F.9

8.2K 1.4K 201
                                    


Sorry for typo(s)






Keadaan Donghyuck sudah lebih baik, alat pernapas pada hidungnya telah dilepas oleh dokter. Anak itu baru mengetahui bahwa selama tidak sadarkan diri tiba-tiba mengalami panick attack, sudah pasti disebabkan oleh memori menyeramkan yang dialaminya.

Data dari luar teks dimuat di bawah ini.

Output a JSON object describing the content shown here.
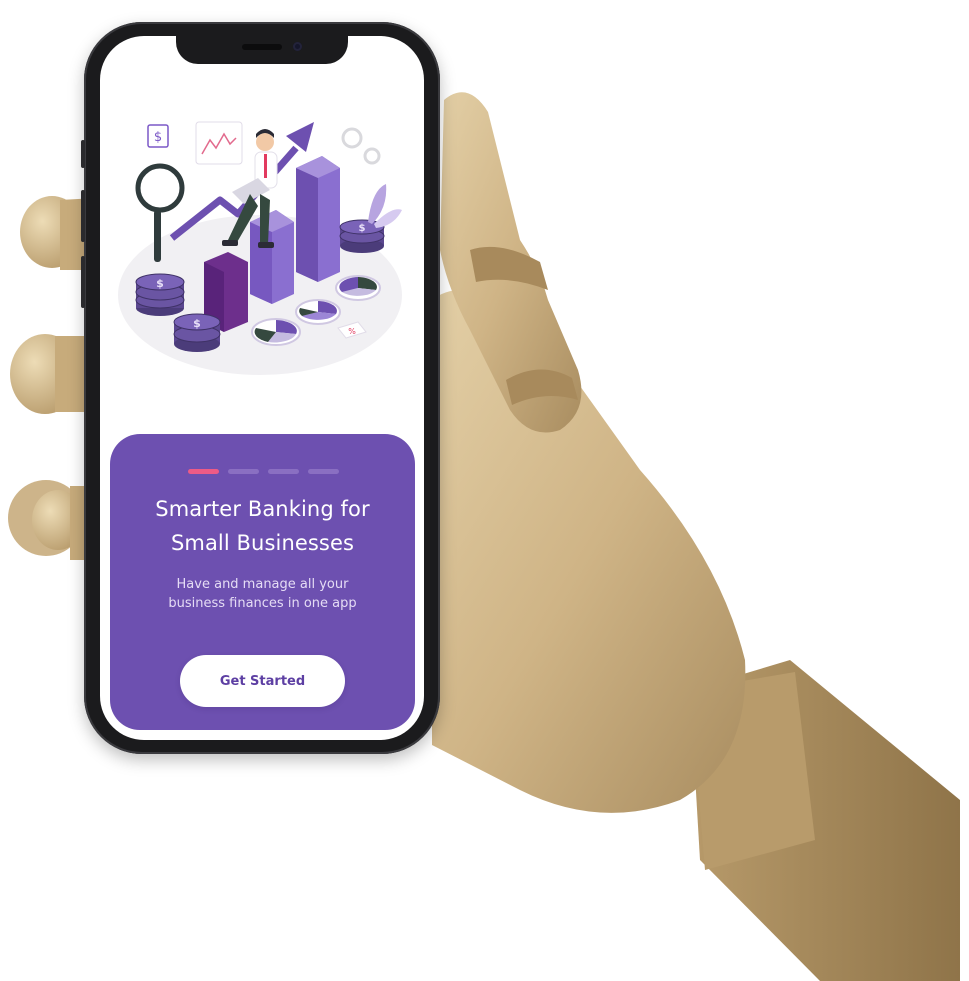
{
  "onboarding": {
    "headline_line1": "Smarter Banking for",
    "headline_line2": "Small Businesses",
    "subtext_line1": "Have and manage all your",
    "subtext_line2": "business finances in one app",
    "cta_label": "Get Started",
    "page_indicator": {
      "total_pages": 4,
      "current_page": 1
    }
  },
  "illustration": {
    "coin_symbol": "$",
    "percent_tag": "%"
  },
  "colors": {
    "card_background": "#6d50b0",
    "active_dot": "#ee5b86",
    "inactive_dot": "#8a6fc2",
    "button_background": "#ffffff",
    "button_text": "#5d3fa3",
    "accent_purple": "#7b58c7"
  },
  "icons": [
    "dollar-coin-stack-icon",
    "magnifier-icon",
    "gear-icon",
    "growth-arrow-icon",
    "pie-chart-icon",
    "bar-chart-icon",
    "leaf-icon"
  ]
}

Perasaannya kali ini semakin kuat, Jaemin yang ditemuinya selama di sekolah adalah adiknya. Tidak mungkin nada yang dimainkan itu diketahui oleh orang lain, Donghyuck masih ingat ketika keduanya bermain piano di ruang tengah dan sang ibu memberi pujian pada adiknya karena menciptakan alunan nada tersebut.



"Jadi, namamu bukan Donghyuck?"



Kepala anak itu tertunduk, suara Johnny yang berat membuatnya takut. Padahal, dia akan menjadi lebih manja bersama si sulung jika sedang bersama. Namun, ketika rahasianya sudah mulai terbongkar menyebabkan rasa bersalah itu timbul secara kuat.

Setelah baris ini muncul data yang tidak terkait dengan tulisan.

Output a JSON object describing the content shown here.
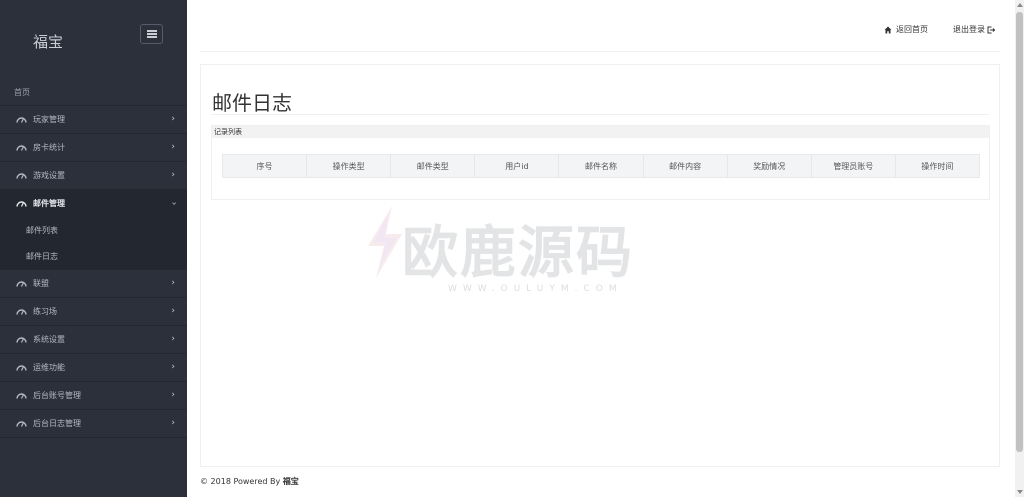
{
  "sidebar": {
    "brand": "福宝",
    "home": "首页",
    "items": [
      {
        "label": "玩家管理",
        "expanded": false
      },
      {
        "label": "房卡统计",
        "expanded": false
      },
      {
        "label": "游戏设置",
        "expanded": false
      },
      {
        "label": "邮件管理",
        "expanded": true,
        "children": [
          "邮件列表",
          "邮件日志"
        ]
      },
      {
        "label": "联盟",
        "expanded": false
      },
      {
        "label": "练习场",
        "expanded": false
      },
      {
        "label": "系统设置",
        "expanded": false
      },
      {
        "label": "运维功能",
        "expanded": false
      },
      {
        "label": "后台账号管理",
        "expanded": false
      },
      {
        "label": "后台日志管理",
        "expanded": false
      }
    ]
  },
  "topbar": {
    "home_label": "返回首页",
    "logout_label": "退出登录"
  },
  "main": {
    "title": "邮件日志",
    "list_title": "记录列表",
    "columns": [
      "序号",
      "操作类型",
      "邮件类型",
      "用户id",
      "邮件名称",
      "邮件内容",
      "奖励情况",
      "管理员账号",
      "操作时间"
    ]
  },
  "watermark": {
    "text": "欧鹿源码",
    "url": "WWW.OULUYM.COM"
  },
  "footer": {
    "prefix": "© 2018 Powered By",
    "brand": "福宝"
  },
  "colors": {
    "sidebar_bg": "#2b303b",
    "sidebar_active_bg": "#232730"
  }
}
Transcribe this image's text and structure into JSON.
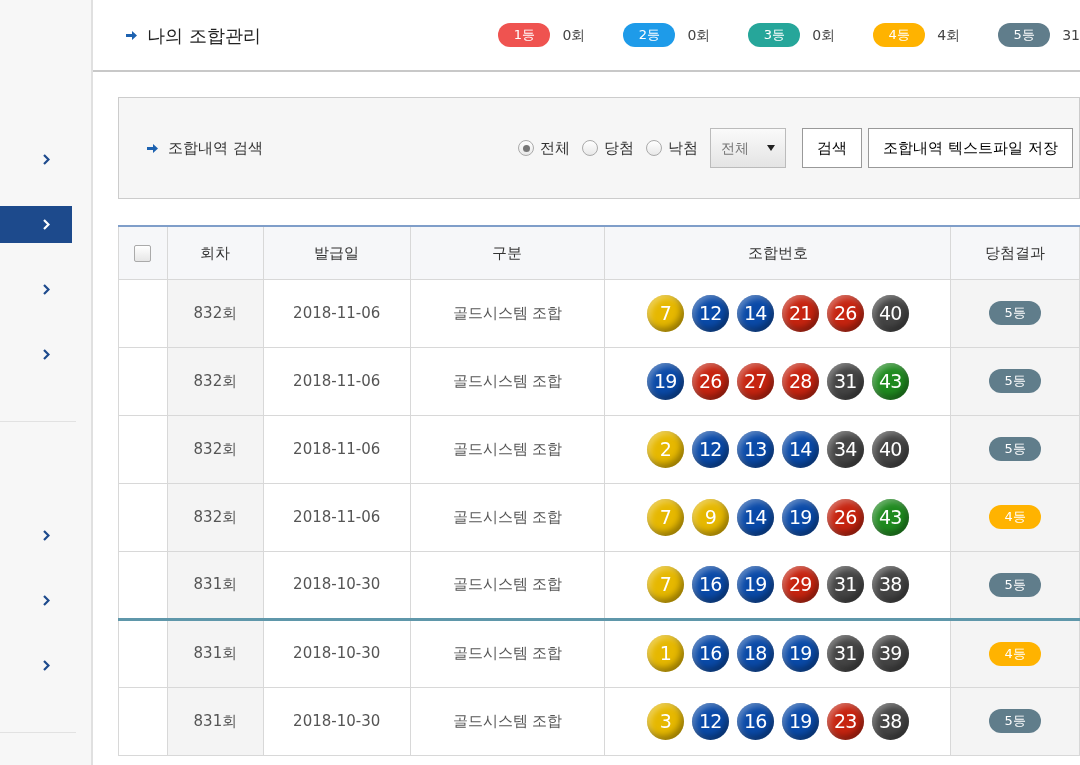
{
  "sidebar": {
    "groups": [
      {
        "items": [
          {
            "selected": false
          },
          {
            "selected": true
          },
          {
            "selected": false
          },
          {
            "selected": false
          }
        ]
      },
      {
        "items": [
          {
            "selected": false
          },
          {
            "selected": false
          },
          {
            "selected": false
          }
        ]
      }
    ]
  },
  "header": {
    "title": "나의 조합관리",
    "ranks": [
      {
        "label": "1등",
        "count": "0회",
        "color": "#ef5350"
      },
      {
        "label": "2등",
        "count": "0회",
        "color": "#1e9be9"
      },
      {
        "label": "3등",
        "count": "0회",
        "color": "#26a69a"
      },
      {
        "label": "4등",
        "count": "4회",
        "color": "#ffb300"
      },
      {
        "label": "5등",
        "count": "31",
        "color": "#607d8b"
      }
    ]
  },
  "search": {
    "label": "조합내역 검색",
    "radios": [
      {
        "label": "전체",
        "selected": true
      },
      {
        "label": "당첨",
        "selected": false
      },
      {
        "label": "낙첨",
        "selected": false
      }
    ],
    "select": "전체",
    "buttons": [
      "검색",
      "조합내역 텍스트파일 저장"
    ]
  },
  "table": {
    "select_all_checked": false,
    "columns": [
      "회차",
      "발급일",
      "구분",
      "조합번호",
      "당첨결과"
    ],
    "rows": [
      {
        "divider_before": false,
        "round": "832회",
        "date": "2018-11-06",
        "type": "골드시스템 조합",
        "balls": [
          {
            "value": "7",
            "color": "#e6b800"
          },
          {
            "value": "12",
            "color": "#0a4aa8"
          },
          {
            "value": "14",
            "color": "#0a4aa8"
          },
          {
            "value": "21",
            "color": "#c62410"
          },
          {
            "value": "26",
            "color": "#c62410"
          },
          {
            "value": "40",
            "color": "#444444"
          }
        ],
        "result": {
          "label": "5등",
          "color": "#607d8b"
        }
      },
      {
        "divider_before": false,
        "round": "832회",
        "date": "2018-11-06",
        "type": "골드시스템 조합",
        "balls": [
          {
            "value": "19",
            "color": "#0a4aa8"
          },
          {
            "value": "26",
            "color": "#c62410"
          },
          {
            "value": "27",
            "color": "#c62410"
          },
          {
            "value": "28",
            "color": "#c62410"
          },
          {
            "value": "31",
            "color": "#444444"
          },
          {
            "value": "43",
            "color": "#1f8a1f"
          }
        ],
        "result": {
          "label": "5등",
          "color": "#607d8b"
        }
      },
      {
        "divider_before": false,
        "round": "832회",
        "date": "2018-11-06",
        "type": "골드시스템 조합",
        "balls": [
          {
            "value": "2",
            "color": "#e6b800"
          },
          {
            "value": "12",
            "color": "#0a4aa8"
          },
          {
            "value": "13",
            "color": "#0a4aa8"
          },
          {
            "value": "14",
            "color": "#0a4aa8"
          },
          {
            "value": "34",
            "color": "#444444"
          },
          {
            "value": "40",
            "color": "#444444"
          }
        ],
        "result": {
          "label": "5등",
          "color": "#607d8b"
        }
      },
      {
        "divider_before": false,
        "round": "832회",
        "date": "2018-11-06",
        "type": "골드시스템 조합",
        "balls": [
          {
            "value": "7",
            "color": "#e6b800"
          },
          {
            "value": "9",
            "color": "#e6b800"
          },
          {
            "value": "14",
            "color": "#0a4aa8"
          },
          {
            "value": "19",
            "color": "#0a4aa8"
          },
          {
            "value": "26",
            "color": "#c62410"
          },
          {
            "value": "43",
            "color": "#1f8a1f"
          }
        ],
        "result": {
          "label": "4등",
          "color": "#ffb300"
        }
      },
      {
        "divider_before": false,
        "round": "831회",
        "date": "2018-10-30",
        "type": "골드시스템 조합",
        "balls": [
          {
            "value": "7",
            "color": "#e6b800"
          },
          {
            "value": "16",
            "color": "#0a4aa8"
          },
          {
            "value": "19",
            "color": "#0a4aa8"
          },
          {
            "value": "29",
            "color": "#c62410"
          },
          {
            "value": "31",
            "color": "#444444"
          },
          {
            "value": "38",
            "color": "#444444"
          }
        ],
        "result": {
          "label": "5등",
          "color": "#607d8b"
        }
      },
      {
        "divider_before": true,
        "round": "831회",
        "date": "2018-10-30",
        "type": "골드시스템 조합",
        "balls": [
          {
            "value": "1",
            "color": "#e6b800"
          },
          {
            "value": "16",
            "color": "#0a4aa8"
          },
          {
            "value": "18",
            "color": "#0a4aa8"
          },
          {
            "value": "19",
            "color": "#0a4aa8"
          },
          {
            "value": "31",
            "color": "#444444"
          },
          {
            "value": "39",
            "color": "#444444"
          }
        ],
        "result": {
          "label": "4등",
          "color": "#ffb300"
        }
      },
      {
        "divider_before": false,
        "round": "831회",
        "date": "2018-10-30",
        "type": "골드시스템 조합",
        "balls": [
          {
            "value": "3",
            "color": "#e6b800"
          },
          {
            "value": "12",
            "color": "#0a4aa8"
          },
          {
            "value": "16",
            "color": "#0a4aa8"
          },
          {
            "value": "19",
            "color": "#0a4aa8"
          },
          {
            "value": "23",
            "color": "#c62410"
          },
          {
            "value": "38",
            "color": "#444444"
          }
        ],
        "result": {
          "label": "5등",
          "color": "#607d8b"
        }
      }
    ]
  }
}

Jemari sang ibu masih menggenggam tangannya, menandakan bahwa tidak apa-apa. Mereka tidak akan marah, tetapi juga membutuhkan suatu fakta yang sesungguhnya.




"Namaku Haechan."



"Sesuai nama yang ada di gelangmu."




Anggukan kepala menjadi jawaban bagi pertanyaan yang dilontarkan Mark. Keluarga kecil itu berkumpul di ruangan Donghyuck yang telah mengakui namanya adalah Haechan.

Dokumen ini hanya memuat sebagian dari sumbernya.